The Enemy Of Your Soul
The enemy of your soul doesn’t care about you. His only interest in you is as a victim. He wants to “steal and kill and destroy,” and a primary way he attempts to do this is by leading you astray. How? By making sin look attractive, and obedience seem restrictive. He wants you and me to believe that sin isn’t sin, that sin is worth it, that sin isn’t that serious, and that sin won’t cost too much. Jesus leads our lives to deliver us from sin and deliver to us abundant life now and eternal life later. When He calls us to follow Him in loving obedience, it is not because He’s a tyrant; it’s because He intends to set us free from one.

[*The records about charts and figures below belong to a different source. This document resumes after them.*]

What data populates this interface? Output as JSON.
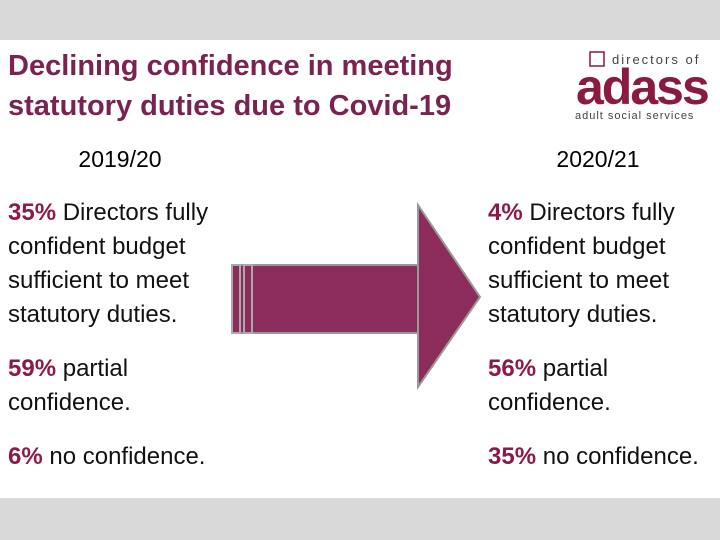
{
  "header": {
    "title": "Declining confidence in meeting statutory duties due to Covid-19",
    "logo": {
      "top": "directors of",
      "name": "adass",
      "tagline": "adult social services"
    }
  },
  "columns": [
    {
      "heading": "2019/20",
      "items": [
        {
          "percent": "35%",
          "text": "Directors fully confident budget sufficient to meet statutory duties."
        },
        {
          "percent": "59%",
          "text": "partial confidence."
        },
        {
          "percent": "6%",
          "text": "no confidence."
        }
      ]
    },
    {
      "heading": "2020/21",
      "items": [
        {
          "percent": "4%",
          "text": "Directors fully confident budget sufficient to meet statutory duties."
        },
        {
          "percent": "56%",
          "text": "partial confidence."
        },
        {
          "percent": "35%",
          "text": "no confidence."
        }
      ]
    }
  ]
}
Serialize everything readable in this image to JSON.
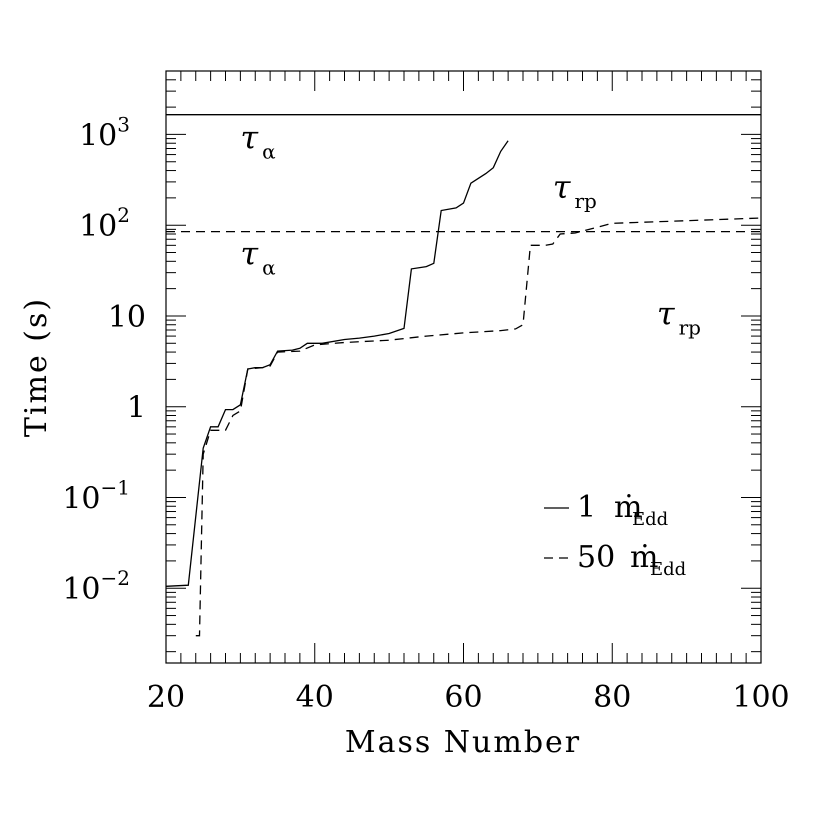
{
  "chart_data": {
    "type": "line",
    "title": "",
    "xlabel": "Mass Number",
    "ylabel": "Time (s)",
    "xlim": [
      20,
      100
    ],
    "ylim": [
      0.0015,
      5000
    ],
    "yscale": "log",
    "x_ticks": [
      20,
      40,
      60,
      80,
      100
    ],
    "x_tick_labels": [
      "20",
      "40",
      "60",
      "80",
      "100"
    ],
    "y_ticks": [
      {
        "value": 0.01,
        "base": "10",
        "exp": "−2"
      },
      {
        "value": 0.1,
        "base": "10",
        "exp": "−1"
      },
      {
        "value": 1,
        "base": "1",
        "exp": ""
      },
      {
        "value": 10,
        "base": "10",
        "exp": ""
      },
      {
        "value": 100,
        "base": "10",
        "exp": "2"
      },
      {
        "value": 1000,
        "base": "10",
        "exp": "3"
      }
    ],
    "series": [
      {
        "name": "1 ṁEdd",
        "style": "solid",
        "tau_rp": [
          [
            20,
            0.0105
          ],
          [
            23,
            0.0108
          ],
          [
            25,
            0.35
          ],
          [
            26,
            0.6
          ],
          [
            27,
            0.6
          ],
          [
            28,
            0.93
          ],
          [
            29,
            0.93
          ],
          [
            30,
            1.05
          ],
          [
            31,
            2.6
          ],
          [
            32,
            2.7
          ],
          [
            33,
            2.7
          ],
          [
            34,
            2.9
          ],
          [
            35,
            4.1
          ],
          [
            37,
            4.2
          ],
          [
            38,
            4.4
          ],
          [
            39,
            5.0
          ],
          [
            41,
            5.0
          ],
          [
            44,
            5.5
          ],
          [
            46,
            5.7
          ],
          [
            48,
            6.0
          ],
          [
            50,
            6.4
          ],
          [
            52,
            7.3
          ],
          [
            53,
            33
          ],
          [
            55,
            35
          ],
          [
            56,
            38
          ],
          [
            57,
            145
          ],
          [
            59,
            155
          ],
          [
            60,
            175
          ],
          [
            61,
            290
          ],
          [
            63,
            370
          ],
          [
            64,
            430
          ],
          [
            65,
            650
          ],
          [
            66,
            850
          ]
        ],
        "tau_alpha": 1650
      },
      {
        "name": "50 ṁEdd",
        "style": "dashed",
        "tau_rp": [
          [
            24,
            0.003
          ],
          [
            24.5,
            0.003
          ],
          [
            25,
            0.3
          ],
          [
            26,
            0.55
          ],
          [
            28,
            0.55
          ],
          [
            29,
            0.8
          ],
          [
            30,
            0.9
          ],
          [
            31,
            2.6
          ],
          [
            33,
            2.7
          ],
          [
            34,
            2.8
          ],
          [
            35,
            4.0
          ],
          [
            38,
            4.1
          ],
          [
            40,
            4.8
          ],
          [
            44,
            5.1
          ],
          [
            50,
            5.4
          ],
          [
            55,
            6.0
          ],
          [
            60,
            6.5
          ],
          [
            65,
            6.9
          ],
          [
            67,
            7.2
          ],
          [
            68,
            8.0
          ],
          [
            69,
            60
          ],
          [
            71,
            60
          ],
          [
            72,
            62
          ],
          [
            73,
            80
          ],
          [
            75,
            82
          ],
          [
            80,
            105
          ],
          [
            90,
            112
          ],
          [
            100,
            120
          ]
        ],
        "tau_alpha": 85
      }
    ],
    "annotations": [
      {
        "main": "τ",
        "sub": "α",
        "series": "1 ṁEdd",
        "x": 30,
        "y": 700
      },
      {
        "main": "τ",
        "sub": "rp",
        "series": "1 ṁEdd",
        "x": 72,
        "y": 200
      },
      {
        "main": "τ",
        "sub": "α",
        "series": "50 ṁEdd",
        "x": 30,
        "y": 37
      },
      {
        "main": "τ",
        "sub": "rp",
        "series": "50 ṁEdd",
        "x": 86,
        "y": 8
      }
    ],
    "legend": [
      {
        "number": "1",
        "m": "ṁ",
        "sub": "Edd",
        "style": "solid"
      },
      {
        "number": "50",
        "m": "ṁ",
        "sub": "Edd",
        "style": "dashed"
      }
    ],
    "legend_position": "bottom-right"
  }
}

The People You Invite Into Your Life
You are greatly influenced by the people you invite into your life. You start to act and speak and think and live and become like them. The question is: are you becoming more like Jesus by becoming more like them? It is important that we carefully choose who we allow to get close enough to us to begin to change us. While we should love and serve people who are far from God, we should not take our cues for how to live from them. Instead, we imitate those who are imitating Jesus. As much as possible, surround yourself with people who exemplify Him and encourage you to become more like Him.
It Is Where Life Is Found
How much authority does the Bible have in your life? How is it shaping the way you see the world, the way you see polarizing issues, and the way you see yourself? How fully and frequently do you rely on it as the final say in how you live? The Bible isn’t an out-of-date, out-of-order, out-of-touch book with no real relevance for us today. It is God’s Word that still speaks today telling us what is good and bad, right and wrong, true and false, beautiful and ugly, necessary and frivolous, wise and foolish. God intends for us to seek it out and live it out as the ultimate authority for the Christian life. Indeed, it is where life is found.
It Never Leaves You The Same
Since trusting in Jesus is the basis for our hope of eternal life, how can we know that we really trust Him? The short answer is: we look for evidences that the trust we have in Him is changing us. Genuine saving belief never leaves you the same. We gradually become less like the world and more like Jesus as we follow Him in faith. Trusting Him leads to ongoing and loving… Repentance, because we believe what He offers is better than sin. Obedience, because we believe His ways are always good and right. Confidence, because we believe what He has promised us will happen. We believe. We change. That’s how we know.
What Failure Is For
Do you know what your failure is for? It has a purpose, and that purpose is to help you succeed. Not just so you’ll try harder next time. Not just so you’ll be wiser next time. Not just so you’ll do better next time. But rather so you will rely more fully on Jesus next time. His strength. His guidance. His way. His plan. His timing. His help. The right response to failure is faith, for every person who turns to and trusts in Jesus will win in the end. Remember this when you find yourself coming up short: Futility and frustration are intended to move you away from self-reliance to Savior-reliance. And that move is always for the better.